Validate a properly formatted IQ DataArray:

>>> import xarray as xr
>>> import numpy as np
>>> iq = xr.DataArray(
...     np.ones((10, 4, 6, 8), dtype=np.complex64),
...     dims=("time", "z", "y", "x"),
...     coords={
...         "time": np.arange(10),
...         "z": np.arange(4),
...         "y": np.arange(6),
...         "x": np.arange(8),
...     },
...     attrs={
...         "compound_sampling_frequency": 1000.0,
...         "transmit_frequency": 15e6,
...         "sound_velocity": 1540.0,
...     },
... )
>>> validate_iq(iq)

Skip attribute validation for intermediate processing:

>>> # DataArray missing attributes
>>> iq_no_attrs = xr.DataArray(
...     np.ones((10, 4, 6, 8), dtype=np.complex64),
...     dims=("time", "z", "y", "x"),
...     coords={"time": np.arange(10), "z": np.arange(4),
...             "y": np.arange(6), "x": np.arange(8)},
... )
>>> validate_iq(iq_no_attrs, require_attrs=False)

validate_labels

validate_labels(
    labels: DataArray,
    data: DataArray,
    labels_name: str = "labels",
    rtol: float = 1e-05,
    atol: float = 1e-08,
) -> None

Validate that a label map matches data spatial dimensions and coordinates.

Parameters:

  • labels

    (DataArray) –

    Label map to validate. Must have integer dtype and coordinates must match data. Accepts two formats:

    • Flat label map: Spatial dims only, e.g. (z, y, x). Background voxels labeled 0; each unique non-zero integer identifies a distinct, non-overlapping region. The regions coordinate of the output holds the integer label values.
    • Stacked mask format: Has a leading mask dimension followed by spatial dims, e.g. (mask, z, y, x). Each layer has values in {0, region_id} and regions may overlap. The region coordinate of the output holds the mask coordinate values (e.g., region label).
  • data

    (DataArray) –

    Data array to validate labels against.

  • labels_name

    (str, default: "labels" ) –

    Name of the labels parameter (used in error messages).

  • rtol

    (float, default: 1e-5 ) –

    Relative tolerance for coordinate comparison.

  • atol

    (float, default: 1e-8 ) –

    Absolute tolerance for coordinate comparison.

Raises:

  • TypeError

    If labels is not an integer dtype DataArray.

  • ValueError

    If labels dimensions don't match data or if coordinates don't match.

validate_mask

validate_mask(
    mask: DataArray,
    data: DataArray,
    mask_name: str = "mask",
    rtol: float = 1e-05,
    atol: float = 1e-08,
) -> None

Validate that a mask matches data spatial dimensions and coordinates.

Parameters:

  • mask

    (DataArray) –

    Mask to validate. Must have boolean dtype, or integer dtype with exactly one non-zero value (0 = background, one region id = foreground). The latter format is produced by Atlas.get_masks. Coordinates must match data.

  • data

    (DataArray) –

    Data array to validate mask against.

  • mask_name

    (str, default: "mask" ) –

    Name of the mask parameter (used in error messages).

  • rtol

    (float, default: 1e-5 ) –

    Relative tolerance for coordinate comparison.

  • atol

    (float, default: 1e-8 ) –

    Absolute tolerance for coordinate comparison.

Raises:

  • TypeError

    If mask is not a boolean or single-label integer DataArray.

  • ValueError

    If mask dimensions don't match data or if coordinates don't match.

validate_time_series

validate_time_series(
    signals: DataArray,
    operation_name: str,
    check_time_chunks: bool = True,
) -> int

Validate time series for signal processing operations.

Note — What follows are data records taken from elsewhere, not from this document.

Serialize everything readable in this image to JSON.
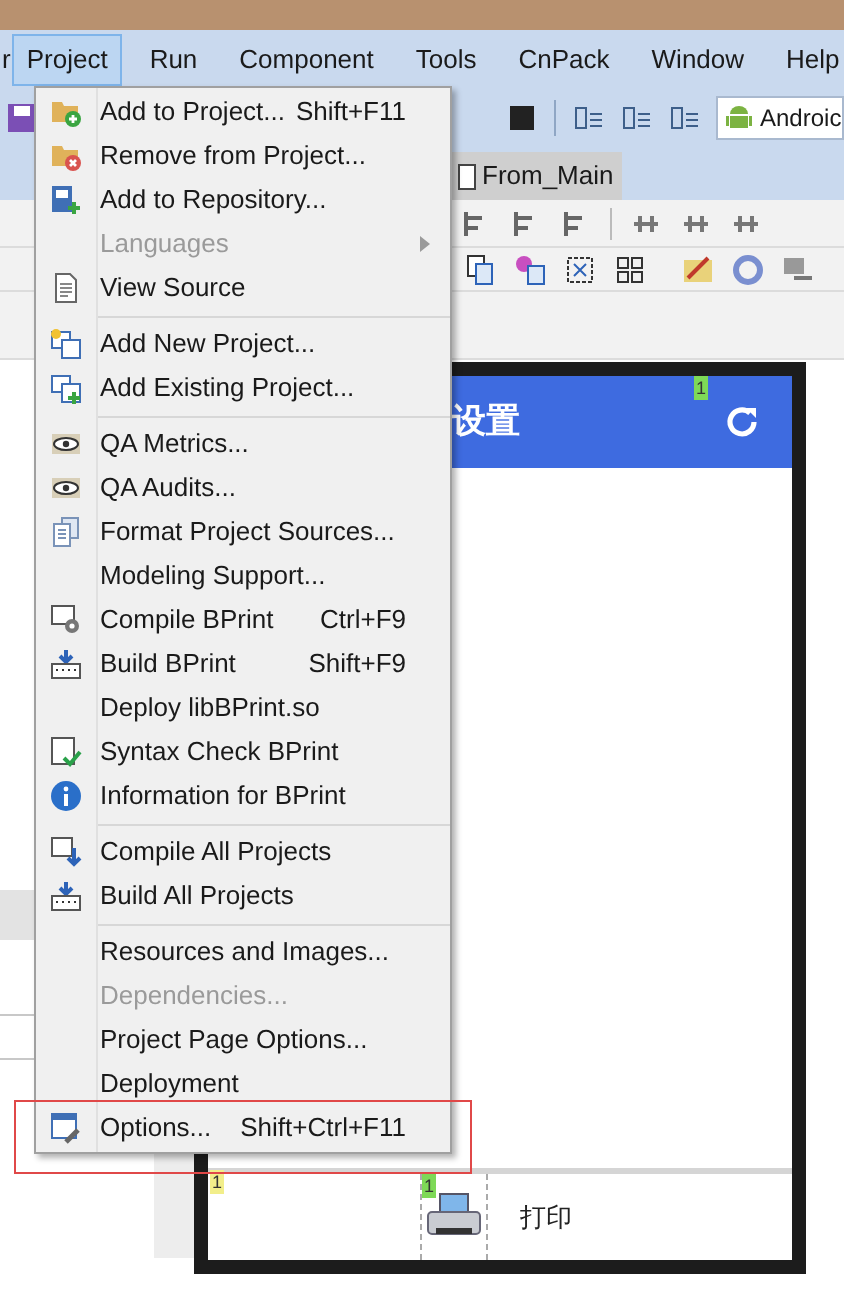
{
  "menubar": [
    {
      "label": "r",
      "selected": false
    },
    {
      "label": "Project",
      "selected": true
    },
    {
      "label": "Run",
      "selected": false
    },
    {
      "label": "Component",
      "selected": false
    },
    {
      "label": "Tools",
      "selected": false
    },
    {
      "label": "CnPack",
      "selected": false
    },
    {
      "label": "Window",
      "selected": false
    },
    {
      "label": "Help",
      "selected": false
    }
  ],
  "toolbar": {
    "platform_combo": "Androic"
  },
  "tabs": [
    {
      "label": "From_Main",
      "selected": true
    }
  ],
  "form": {
    "header_title": "设置",
    "print_label": "打印",
    "badges": [
      {
        "text": "1",
        "color": "#7ed957"
      },
      {
        "text": "1",
        "color": "#f2ee8a"
      },
      {
        "text": "1",
        "color": "#7ed957"
      }
    ]
  },
  "menu": {
    "items": [
      {
        "kind": "item",
        "label": "Add to Project...",
        "shortcut": "Shift+F11",
        "disabled": false,
        "submenu": false,
        "outlined": false
      },
      {
        "kind": "item",
        "label": "Remove from Project...",
        "disabled": false,
        "submenu": false,
        "outlined": false
      },
      {
        "kind": "item",
        "label": "Add to Repository...",
        "disabled": false,
        "submenu": false,
        "outlined": false
      },
      {
        "kind": "item",
        "label": "Languages",
        "disabled": true,
        "submenu": true,
        "outlined": false
      },
      {
        "kind": "item",
        "label": "View Source",
        "disabled": false,
        "submenu": false,
        "outlined": false
      },
      {
        "kind": "separator"
      },
      {
        "kind": "item",
        "label": "Add New Project...",
        "disabled": false,
        "submenu": false,
        "outlined": false
      },
      {
        "kind": "item",
        "label": "Add Existing Project...",
        "disabled": false,
        "submenu": false,
        "outlined": false
      },
      {
        "kind": "separator"
      },
      {
        "kind": "item",
        "label": "QA Metrics...",
        "disabled": false,
        "submenu": false,
        "outlined": false
      },
      {
        "kind": "item",
        "label": "QA Audits...",
        "disabled": false,
        "submenu": false,
        "outlined": false
      },
      {
        "kind": "item",
        "label": "Format Project Sources...",
        "disabled": false,
        "submenu": false,
        "outlined": false
      },
      {
        "kind": "item",
        "label": "Modeling Support...",
        "disabled": false,
        "submenu": false,
        "outlined": false
      },
      {
        "kind": "item",
        "label": "Compile BPrint",
        "shortcut": "Ctrl+F9",
        "disabled": false,
        "submenu": false,
        "outlined": false
      },
      {
        "kind": "item",
        "label": "Build BPrint",
        "shortcut": "Shift+F9",
        "disabled": false,
        "submenu": false,
        "outlined": false
      },
      {
        "kind": "item",
        "label": "Deploy libBPrint.so",
        "disabled": false,
        "submenu": false,
        "outlined": false
      },
      {
        "kind": "item",
        "label": "Syntax Check BPrint",
        "disabled": false,
        "submenu": false,
        "outlined": false
      },
      {
        "kind": "item",
        "label": "Information for BPrint",
        "disabled": false,
        "submenu": false,
        "outlined": false
      },
      {
        "kind": "separator"
      },
      {
        "kind": "item",
        "label": "Compile All Projects",
        "disabled": false,
        "submenu": false,
        "outlined": false
      },
      {
        "kind": "item",
        "label": "Build All Projects",
        "disabled": false,
        "submenu": false,
        "outlined": false
      },
      {
        "kind": "separator"
      },
      {
        "kind": "item",
        "label": "Resources and Images...",
        "disabled": false,
        "submenu": false,
        "outlined": false
      },
      {
        "kind": "item",
        "label": "Dependencies...",
        "disabled": true,
        "submenu": false,
        "outlined": false
      },
      {
        "kind": "item",
        "label": "Project Page Options...",
        "disabled": false,
        "submenu": false,
        "outlined": false
      },
      {
        "kind": "item",
        "label": "Deployment",
        "disabled": false,
        "submenu": false,
        "outlined": false
      },
      {
        "kind": "item",
        "label": "Options...",
        "shortcut": "Shift+Ctrl+F11",
        "disabled": false,
        "submenu": false,
        "outlined": true
      }
    ]
  }
}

Performs common validation checks:

  1. Signals have a time dimension.
  2. Time dimension has more than 1 timepoint.
  3. Time dimension is not chunked for Dask arrays (optional).

Parameters:

  • signals

    (DataArray) –

    Input signals to validate. Must have a time dimension.

  • operation_name

    (str) –

    Name of the operation (used in error/warning messages).

  • check_time_chunks

    (bool, default: True ) –

    Whether to raise an error when time dimension is chunked in a Dask array. Set to False for operations that can handle chunked time (e.g., confusius.signal.standardize).

Returns:

  • int

    Axis number for the time dimension.

Raises:

  • ValueError

    If signals has no time dimension, if the time dimension has only 1 timepoint, or if the time dimension is chunked in a Dask array (when check_time_chunks=True).